Il y a quelques années, un professeur d’université n’hésitait pas à affirmer que «c’est la pensée de l’historien qui crée le fait historique». L’éminent homme voulait faire comprendre à ses étudiants que l’histoire est une construction et non un fait. Il en va de même dans l’enseignement obligatoire, où les élèves doivent «construire» l’histoire, non sans l’avoir «déconstruite» au préalable, à l’aide de «situations problèmes». Est-ce étonnant ? Non, l’histoire est davantage devenue le lieu du «mémoriel». Comme l’écrivait déjà Dom Guéranger en 1858: «Le grand malheur de l’historien serait de prendre pour règle d’appréciation les idées du jour, et de les transposer dans ses jugements sur le passé.»
Mais qu’est-ce que l’histoire ? Pour l’historien et paléographe Charles Samaran (1879-1982), l’histoire est une «connaissance du passé humain fondée sur le témoignage». De plus, il n’y a «pas d’histoire sans documents, le mot document étant pris au sens le plus large: document écrit, figuré, transmis par le son, l’image ou toute autre manière.» Enfin, «il n’y a pas d’histoire sans érudition, c’est-à-dire sans critique préalable des témoignages.» Connaissance du passé, documents et érudition, mais où est «le devoir de mémoire» si cher à nos contemporains? Dans son brillant essai sur l’histoire des Européens, Dominique Venner (1935-2013) éclaire notre lanterne à ce sujet: «Bien que le domaine de l’histoire soit le mémorable, la «mémoire», tant invoquée à la fin du XXe siècle, se distingue de l’histoire. L’histoire est factuelle et philosophique alors que la mémoire est mythique et fondatrice.»
Fondateur du Grapo
Pio Moa illustre très bien cette démarche. Né en 1948, activiste antifranquiste, membre fondateur du mouvement terroriste GRAPO (l’aile armée du parti communiste espagnol), il se retire de l’action politique au début des années huitante. De 1988 à 1990, il dirige deux revues historiques espagnoles et devient bibliothécaire de l’Ateneo de Madrid. C’est en cette qualité qu’il a pu avoir accès aux archives de la Fondation socialiste Pablo Iglesias. Il vit là son chemin de Damas. Après une étude minutieuse des documents, il arrive à la conclusion que les responsabilités de la guerre civile incombent à la gauche. Il n’est plus question de «mémoire» mais de faits.
Outre une substantielle introduction pour le lecteur francophone, rédigée par Arnaud Imatz qui replace l’ouvrage dans son contexte, le livre se divise en deux parties. Dans la première partie, l’auteur présente les différents personnages politiques qui interviennent dans cette marche vers la guerre. Il clôt cette galerie de portraits par d’intéressantes considérations sur les causes de la guerre civile. La deuxième partie, quant à elle, répond à différentes questions précises telles que: «L’or envoyé à Moscou, un mythe franquiste?», «La plus grande persécution religieuse de l’histoire», «L’énigme Franco», etc.

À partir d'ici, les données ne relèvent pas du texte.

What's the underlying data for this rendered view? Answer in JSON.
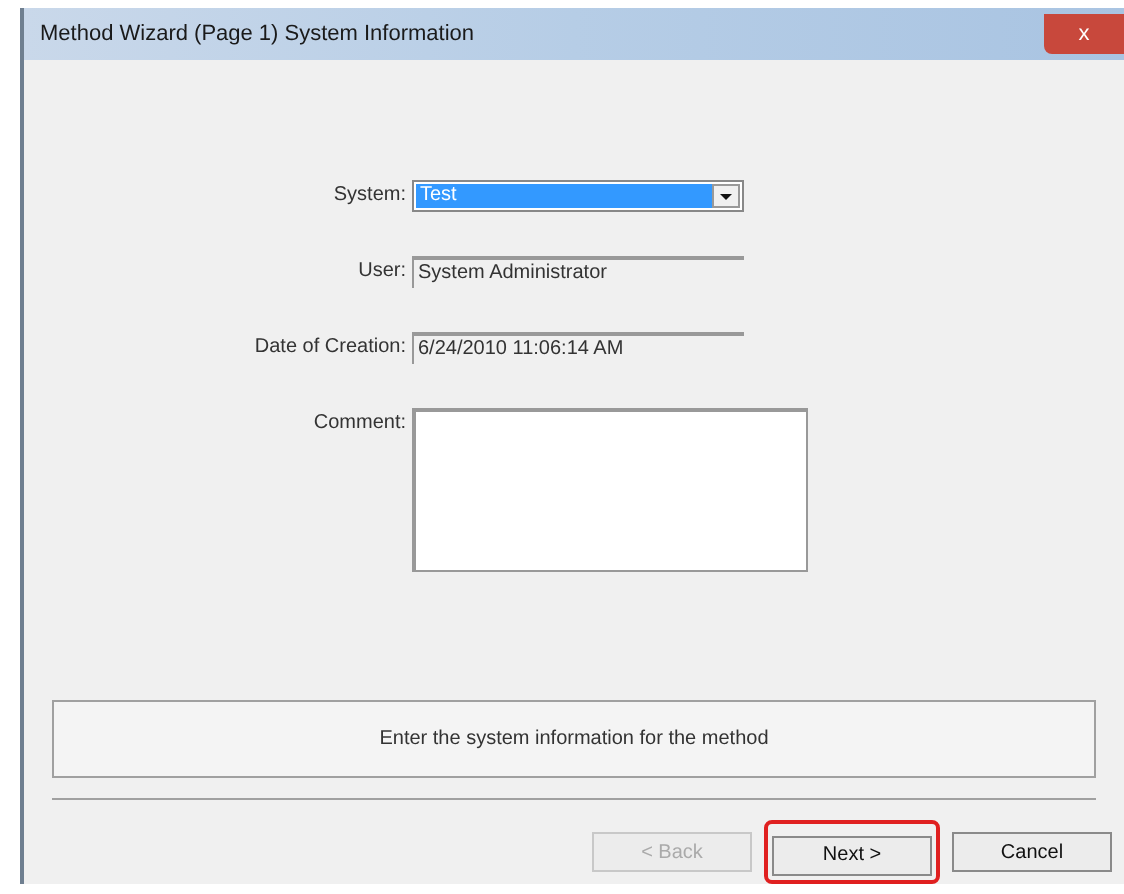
{
  "window": {
    "title": "Method Wizard (Page 1) System Information",
    "close_label": "x"
  },
  "fields": [
    {
      "kind": "combo",
      "label": "System:",
      "value": "Test"
    },
    {
      "kind": "readonly",
      "label": "User:",
      "value": "System Administrator"
    },
    {
      "kind": "readonly",
      "label": "Date of Creation:",
      "value": "6/24/2010 11:06:14 AM"
    },
    {
      "kind": "memo",
      "label": "Comment:"
    }
  ],
  "hint": "Enter the system information for the method",
  "buttons": [
    {
      "label": "< Back",
      "disabled": true,
      "highlighted": false
    },
    {
      "label": "Next >",
      "disabled": false,
      "highlighted": true
    },
    {
      "label": "Cancel",
      "disabled": false,
      "highlighted": false
    }
  ]
}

L’ouvrage de Pio Moa nous rappelle que le mot d’ordre de l’historien n’est pas de juger mais de comprendre. Il est commode de condamner mais il est plus difficile de comprendre. L’autre, celui qui ne pense pas comme nous, ne doit pas devenir nécessairement un suspect, un ennemi ou pire un monstre. Une fois de plus, il nous faut rencontrer l’humain dans toute son épaisseur, ses paradoxes et ses contradictions. En ce sens, l’histoire devient une compréhension méditative, j’oserais même dire contemplative du passé. A rebours de tout prêt-à-penser, l’histoire peut enfin être source d’identité, de sagesse ainsi qu’une aide pour supporter le présent.